The protagonist of Ivo Andrić’s book The Bridge on the Drina never speaks. That’s because it’s a 180-meter-long bridge. In this interesting take on four hundred years of Bosnian history, the Nobel-prize-winning author discusses cultural, historical, regional, and religions events within the context of a large stone bridge built across the Drina River in present day Bosnia and Herzegovina. The actual bridge spanned the river in 1577, and the story takes the reader from a point six decades before its construction up until the start of World War I.
In the early sixteenth century, Ottoman forces round up Serbian children as part of a regular “blood tribute.” One of those young slaves grows up to become a Grand Vizier and a great Ottoman military leader, but suffers from chest pains that started when he was kidnapped and ferried across the Drina River near the town of Višegrad decades earlier. To remove the pain, he builds a majestic bridge at the site of his river crossing (it works). As the gift of a Grand Vizier, the bridge comes to play an immediate and important role in the nearby town, a role it maintains for the next 350 years and beyond.
Over the centuries, the townspeople experience war, love, religious conflicts, political strife, sudden changes in national leadership, and the impact of events occurring hundreds of miles away. As a major link between the East and West, the bridge remains a focal point of all of those events, until its role (and the town’s related role) is diminished with the rise of late-nineteenth-century technology and socialist changes. The bridge and the people who live near it endure plagues, wars, floods, and tyrants. When an explosion rips away a section of the bridge in 1914, it is an apt parallel of the explosion ripping through the Serbs and Turks living in that area of Bosnia.
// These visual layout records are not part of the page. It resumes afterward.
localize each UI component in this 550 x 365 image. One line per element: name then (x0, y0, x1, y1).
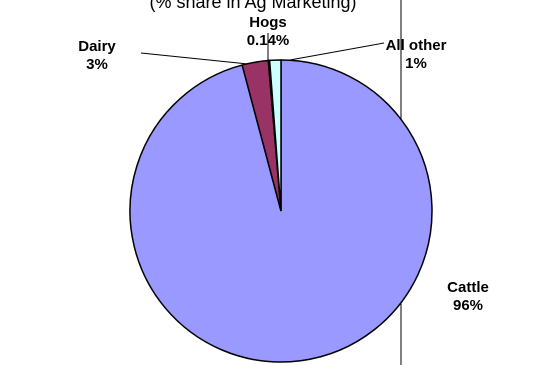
slice-label-name-cattle: Cattle (447, 279, 489, 296)
pie-slices (129, 59, 433, 363)
slice-label-name-hogs: Hogs (249, 14, 287, 31)
slice-label-value-all-other: 1% (405, 55, 427, 72)
slice-label-name-all-other: All other (386, 37, 447, 54)
pie-slice-all-other (268, 59, 282, 212)
slice-label-value-dairy: 3% (86, 56, 108, 73)
leader-lines (140, 33, 385, 65)
leader-line-dairy (140, 52, 249, 65)
slice-label-value-hogs: 0.14% (247, 32, 290, 49)
slice-label-name-dairy: Dairy (78, 38, 116, 55)
slice-label-value-cattle: 96% (453, 297, 483, 314)
leader-line-all-other (289, 42, 385, 61)
chart-title: (% share in Ag Marketing) (149, 0, 356, 12)
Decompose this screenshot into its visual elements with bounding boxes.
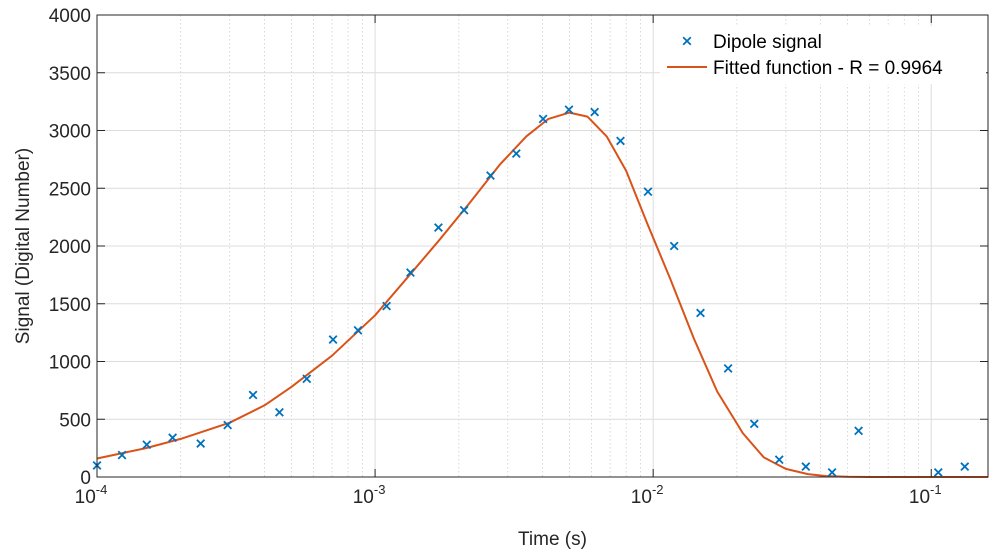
dipole-signal-point	[459, 205, 469, 215]
y-axis-label: Signal (Digital Number)	[13, 148, 34, 344]
x-tick-exponent: -1	[930, 482, 942, 497]
dipole-signal-point	[538, 114, 548, 124]
dipole-signal-point	[302, 374, 312, 384]
dipole-signal-point	[434, 223, 443, 232]
dipole-signal-point	[854, 426, 864, 436]
x-tick-base: 10	[75, 487, 96, 508]
x-tick-label: 10-4	[75, 482, 108, 508]
dipole-signal-point	[142, 440, 152, 450]
x-axis-label: Time (s)	[518, 529, 587, 550]
legend-marker-scatter	[682, 36, 692, 46]
x-tick-label: 10-2	[631, 482, 664, 508]
dipole-signal-point	[248, 390, 258, 400]
legend-entry-label: Dipole signal	[713, 32, 822, 53]
dipole-signal-point	[801, 462, 811, 472]
legend-box	[660, 26, 986, 84]
x-tick-label: 10-3	[353, 482, 386, 508]
dipole-signal-point	[511, 149, 521, 159]
y-tick-label: 0	[80, 468, 91, 489]
data-layer	[92, 105, 988, 478]
dipole-signal-point	[382, 301, 392, 311]
dipole-signal-point	[353, 325, 363, 335]
dipole-signal-point	[616, 136, 625, 146]
dipole-signal-point	[827, 467, 837, 477]
x-tick-exponent: -4	[96, 482, 108, 497]
dipole-signal-point	[933, 467, 943, 477]
x-tick-base: 10	[353, 487, 374, 508]
x-tick-exponent: -2	[652, 482, 664, 497]
dipole-signal-point	[669, 241, 679, 251]
x-tick-base: 10	[631, 487, 652, 508]
dipole-signal-point	[117, 450, 127, 460]
dipole-signal-point	[168, 433, 178, 443]
y-tick-label: 2500	[49, 179, 91, 200]
x-tick-base: 10	[909, 487, 930, 508]
grid-lines	[96, 14, 988, 478]
legend-entry-label: Fitted function - R = 0.9964	[713, 58, 943, 79]
dipole-signal-point	[774, 455, 784, 465]
dipole-signal-point	[564, 105, 574, 115]
y-tick-label: 1000	[49, 353, 91, 374]
dipole-signal-point	[486, 171, 495, 180]
fitted-function-line	[96, 111, 988, 478]
x-tick-label: 10-1	[909, 482, 942, 508]
y-tick-label: 1500	[49, 295, 91, 316]
dipole-signal-point	[960, 462, 970, 472]
y-tick-label: 2000	[49, 237, 91, 258]
y-tick-label: 4000	[49, 6, 91, 27]
dipole-signal-point	[405, 268, 415, 278]
legend: Dipole signal Fitted function - R = 0.996…	[660, 26, 986, 84]
x-tick-exponent: -3	[374, 482, 386, 497]
dipole-signal-point	[196, 439, 206, 448]
dipole-signal-point	[223, 420, 233, 430]
dipole-signal-point	[328, 335, 338, 344]
dipole-signal-point	[590, 107, 600, 117]
y-tick-label: 3500	[49, 64, 91, 85]
dipole-signal-point	[643, 187, 653, 197]
dipole-signal-point	[749, 419, 759, 429]
dipole-signal-point	[696, 308, 705, 318]
dipole-signal-point	[723, 363, 733, 373]
y-tick-label: 3000	[49, 122, 91, 143]
dipole-signal-point	[275, 407, 284, 417]
y-tick-label: 500	[59, 410, 91, 431]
The Bridge on the Drina is an excellent work, transforming a lesson in European history into a living, breathing narrative of the people who experienced that history firsthand. The book is a work of fiction, but it communicates in summary form the true core issues that permeated Bosnian society from the sixteenth century up to the first War to End All Wars. Like the book’s river-spanning edifice, the story is one that is meant to endure for centuries.